Writing

I’ve been writing off and on since I was in 7th grade. I really got serious about it in 1999 when I finally finished a book. Yay!

It was awful!

I know you’ll say that I’m my own harshest critic but I’ve still got the original manuscript and it is quite literally rubbish.

The hardest part of writing is to get it all finished, to actually write a book with a beginning, middle and end then have it end! It’s hard to see it through to the very last page. It can be utterly exhausting to get it all down on paper but I’ve made a pattern I can follow now and I use it to create other books. The goal of writing is to get it all down and then to start editing it, changing this part or that part, making sure all the verb tenses are correct and that words are spelled correctly. I still have that book I wrote in 1999 in it’s original content and I have what it became after several years of editing. The two look nothing alike except for the characters’ names. Editing is supposed to be horrible but I found it to be so much fun. I enjoyed playing with the characters and trying new ways to make the dialog and the story interesting.

I’m looking into self-publication and what that might mean. I need to get some legal advice and ask questions and do some research but next year could be the year. With that said, I must say that writing was the most exciting, exhausting and liberating thing I’d ever done.

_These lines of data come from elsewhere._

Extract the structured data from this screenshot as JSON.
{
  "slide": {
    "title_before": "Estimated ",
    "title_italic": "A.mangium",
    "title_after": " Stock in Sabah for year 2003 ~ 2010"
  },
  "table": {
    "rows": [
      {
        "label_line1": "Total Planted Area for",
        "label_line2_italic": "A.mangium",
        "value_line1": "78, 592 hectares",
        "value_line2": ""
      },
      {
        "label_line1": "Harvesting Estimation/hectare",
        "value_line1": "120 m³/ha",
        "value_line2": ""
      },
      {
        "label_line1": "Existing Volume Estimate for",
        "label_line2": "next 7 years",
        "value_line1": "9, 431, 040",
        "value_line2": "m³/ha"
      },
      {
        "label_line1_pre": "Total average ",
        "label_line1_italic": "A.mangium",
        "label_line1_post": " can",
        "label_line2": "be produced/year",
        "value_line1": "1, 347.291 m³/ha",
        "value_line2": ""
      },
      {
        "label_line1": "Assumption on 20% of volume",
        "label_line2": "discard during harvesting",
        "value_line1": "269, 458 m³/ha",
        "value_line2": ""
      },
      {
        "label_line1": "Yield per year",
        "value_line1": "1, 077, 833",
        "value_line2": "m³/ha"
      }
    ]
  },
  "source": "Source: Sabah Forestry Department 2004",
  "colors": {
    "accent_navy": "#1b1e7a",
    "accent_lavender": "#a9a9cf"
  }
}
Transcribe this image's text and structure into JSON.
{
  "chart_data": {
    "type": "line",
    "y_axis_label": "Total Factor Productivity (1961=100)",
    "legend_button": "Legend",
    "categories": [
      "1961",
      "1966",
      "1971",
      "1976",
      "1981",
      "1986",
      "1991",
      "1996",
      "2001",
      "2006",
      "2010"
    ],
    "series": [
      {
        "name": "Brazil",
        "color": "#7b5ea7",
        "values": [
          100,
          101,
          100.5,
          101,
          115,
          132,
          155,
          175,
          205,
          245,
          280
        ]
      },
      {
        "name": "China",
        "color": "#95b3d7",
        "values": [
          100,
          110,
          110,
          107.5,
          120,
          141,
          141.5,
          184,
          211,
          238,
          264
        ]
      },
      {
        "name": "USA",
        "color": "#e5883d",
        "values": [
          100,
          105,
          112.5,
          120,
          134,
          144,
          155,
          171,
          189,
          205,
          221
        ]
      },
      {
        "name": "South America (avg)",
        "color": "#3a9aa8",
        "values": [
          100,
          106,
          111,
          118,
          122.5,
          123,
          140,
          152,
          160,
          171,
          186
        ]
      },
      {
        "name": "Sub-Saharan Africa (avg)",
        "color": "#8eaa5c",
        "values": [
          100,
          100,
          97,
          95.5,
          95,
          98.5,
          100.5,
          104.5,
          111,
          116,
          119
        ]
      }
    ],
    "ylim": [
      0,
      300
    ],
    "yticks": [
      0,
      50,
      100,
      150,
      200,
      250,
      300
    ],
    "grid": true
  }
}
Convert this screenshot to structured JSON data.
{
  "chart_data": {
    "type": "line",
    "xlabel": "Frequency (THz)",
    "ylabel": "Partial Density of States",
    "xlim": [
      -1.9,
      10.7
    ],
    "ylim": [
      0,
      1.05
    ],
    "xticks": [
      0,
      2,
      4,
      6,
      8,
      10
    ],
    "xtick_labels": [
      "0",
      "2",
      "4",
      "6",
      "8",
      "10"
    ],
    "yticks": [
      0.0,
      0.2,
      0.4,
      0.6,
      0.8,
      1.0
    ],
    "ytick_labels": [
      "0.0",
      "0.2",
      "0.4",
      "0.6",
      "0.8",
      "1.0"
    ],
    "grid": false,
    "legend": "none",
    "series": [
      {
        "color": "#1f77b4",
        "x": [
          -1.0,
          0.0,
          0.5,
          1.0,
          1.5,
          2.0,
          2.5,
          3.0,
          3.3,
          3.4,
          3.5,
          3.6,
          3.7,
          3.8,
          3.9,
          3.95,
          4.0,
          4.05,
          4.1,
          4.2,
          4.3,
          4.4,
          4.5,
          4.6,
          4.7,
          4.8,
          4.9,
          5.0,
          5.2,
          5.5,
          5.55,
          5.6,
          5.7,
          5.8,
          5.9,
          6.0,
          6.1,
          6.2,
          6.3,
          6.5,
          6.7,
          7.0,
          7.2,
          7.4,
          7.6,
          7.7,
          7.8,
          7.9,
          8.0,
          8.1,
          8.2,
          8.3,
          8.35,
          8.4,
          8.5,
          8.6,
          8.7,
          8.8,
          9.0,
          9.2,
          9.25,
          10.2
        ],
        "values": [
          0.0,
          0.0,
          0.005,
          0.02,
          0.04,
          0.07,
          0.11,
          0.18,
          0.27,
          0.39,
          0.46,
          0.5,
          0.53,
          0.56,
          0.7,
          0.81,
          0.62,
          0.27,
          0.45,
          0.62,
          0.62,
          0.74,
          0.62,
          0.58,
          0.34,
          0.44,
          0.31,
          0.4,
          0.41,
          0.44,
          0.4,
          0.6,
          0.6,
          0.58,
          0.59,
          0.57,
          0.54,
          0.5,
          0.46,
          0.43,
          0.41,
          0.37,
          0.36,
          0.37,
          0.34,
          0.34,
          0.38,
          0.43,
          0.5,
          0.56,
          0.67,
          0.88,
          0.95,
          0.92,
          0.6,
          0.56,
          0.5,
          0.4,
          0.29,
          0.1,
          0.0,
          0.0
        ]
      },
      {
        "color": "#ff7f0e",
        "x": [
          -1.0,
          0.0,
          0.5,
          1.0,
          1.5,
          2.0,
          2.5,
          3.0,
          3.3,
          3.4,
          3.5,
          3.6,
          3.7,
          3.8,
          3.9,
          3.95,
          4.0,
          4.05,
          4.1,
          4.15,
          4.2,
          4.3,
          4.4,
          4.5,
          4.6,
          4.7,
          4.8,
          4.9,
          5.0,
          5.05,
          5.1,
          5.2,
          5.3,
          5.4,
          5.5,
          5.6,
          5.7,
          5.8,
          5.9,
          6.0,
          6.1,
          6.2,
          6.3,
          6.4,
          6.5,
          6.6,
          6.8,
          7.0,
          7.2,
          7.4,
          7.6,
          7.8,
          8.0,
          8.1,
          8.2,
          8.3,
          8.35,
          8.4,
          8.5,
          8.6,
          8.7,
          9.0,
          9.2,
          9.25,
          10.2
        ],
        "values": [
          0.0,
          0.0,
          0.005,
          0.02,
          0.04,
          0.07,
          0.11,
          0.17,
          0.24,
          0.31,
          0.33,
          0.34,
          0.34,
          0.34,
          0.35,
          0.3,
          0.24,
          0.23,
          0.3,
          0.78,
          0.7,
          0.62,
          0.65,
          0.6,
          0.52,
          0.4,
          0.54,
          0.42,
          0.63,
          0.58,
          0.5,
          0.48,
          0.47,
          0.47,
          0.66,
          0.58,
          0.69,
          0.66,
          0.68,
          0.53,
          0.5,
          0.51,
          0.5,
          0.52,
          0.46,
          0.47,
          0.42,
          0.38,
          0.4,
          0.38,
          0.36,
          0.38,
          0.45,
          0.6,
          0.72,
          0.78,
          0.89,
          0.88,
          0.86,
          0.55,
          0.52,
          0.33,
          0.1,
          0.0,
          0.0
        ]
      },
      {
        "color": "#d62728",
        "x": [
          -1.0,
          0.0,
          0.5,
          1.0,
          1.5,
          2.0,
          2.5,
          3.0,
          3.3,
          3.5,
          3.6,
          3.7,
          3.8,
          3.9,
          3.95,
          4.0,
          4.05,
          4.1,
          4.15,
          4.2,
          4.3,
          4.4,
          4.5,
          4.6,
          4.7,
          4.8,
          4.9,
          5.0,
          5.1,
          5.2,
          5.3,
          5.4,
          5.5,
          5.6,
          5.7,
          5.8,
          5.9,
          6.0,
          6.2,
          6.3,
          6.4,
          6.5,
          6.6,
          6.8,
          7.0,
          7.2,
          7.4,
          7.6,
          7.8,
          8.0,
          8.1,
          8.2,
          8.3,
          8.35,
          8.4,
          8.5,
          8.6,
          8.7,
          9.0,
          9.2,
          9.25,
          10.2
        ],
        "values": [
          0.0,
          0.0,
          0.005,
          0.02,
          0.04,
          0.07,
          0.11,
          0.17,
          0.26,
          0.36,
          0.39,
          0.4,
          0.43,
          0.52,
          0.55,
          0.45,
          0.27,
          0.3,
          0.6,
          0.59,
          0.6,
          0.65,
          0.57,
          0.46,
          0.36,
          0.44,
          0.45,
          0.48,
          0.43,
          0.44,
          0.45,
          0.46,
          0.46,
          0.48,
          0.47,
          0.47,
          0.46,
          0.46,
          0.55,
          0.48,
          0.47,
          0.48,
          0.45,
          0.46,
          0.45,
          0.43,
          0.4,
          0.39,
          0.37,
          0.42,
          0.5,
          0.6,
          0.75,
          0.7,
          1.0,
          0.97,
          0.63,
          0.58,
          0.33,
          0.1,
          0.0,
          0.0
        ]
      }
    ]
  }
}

When I started caring for my mother and having flashbacks of what it was like being raised by a woman with full blown schizophrenia, I had no where to put all my feelings and those terrible memories I’d worked so hard to forget before they came back at the worst possible time. Writing gave me that outlet. It wasn’t like a diary nor was it a memoir. Instead it was a way to make use of those things, to put what I was feeling into words on a computer screen and make them behave. That’s the hardest part, making the characters behave. They often go off and do things I never, as the writer, wanted them to do! Then I have to find out how they’re going to get themselves out of that. But, I also confess to going back and rereading books I’ve written when I’m feeling down or sad. Oddly enough, I don’t remember what I was feeling when I wrote them. All I have left are the characters and the choices they made.

I grew up on print media. Holding a book in my hands is how I was raised. I’m hip though and I love Kindle and digital is the wave of the future. I’m not sure how I’ll feel when my book is finally published and ready for people to read and critique. I’m not as attached to that first book as I was so many years ago when it was like something sacred I gave birth to. Now it’s just a book, taking up space on my hard drive. But going into print could change that.

I may never see my  book in print, not in the traditional way. Handheld books are quickly becoming a thing of the past. I’ve recently delved into Audible and discovered I really like it. I can read and crochet at the same time! But having my book out there will be an experience and, whatever happens, my life will never be the same.

I’ll have to dream new dreams once I get my first book published.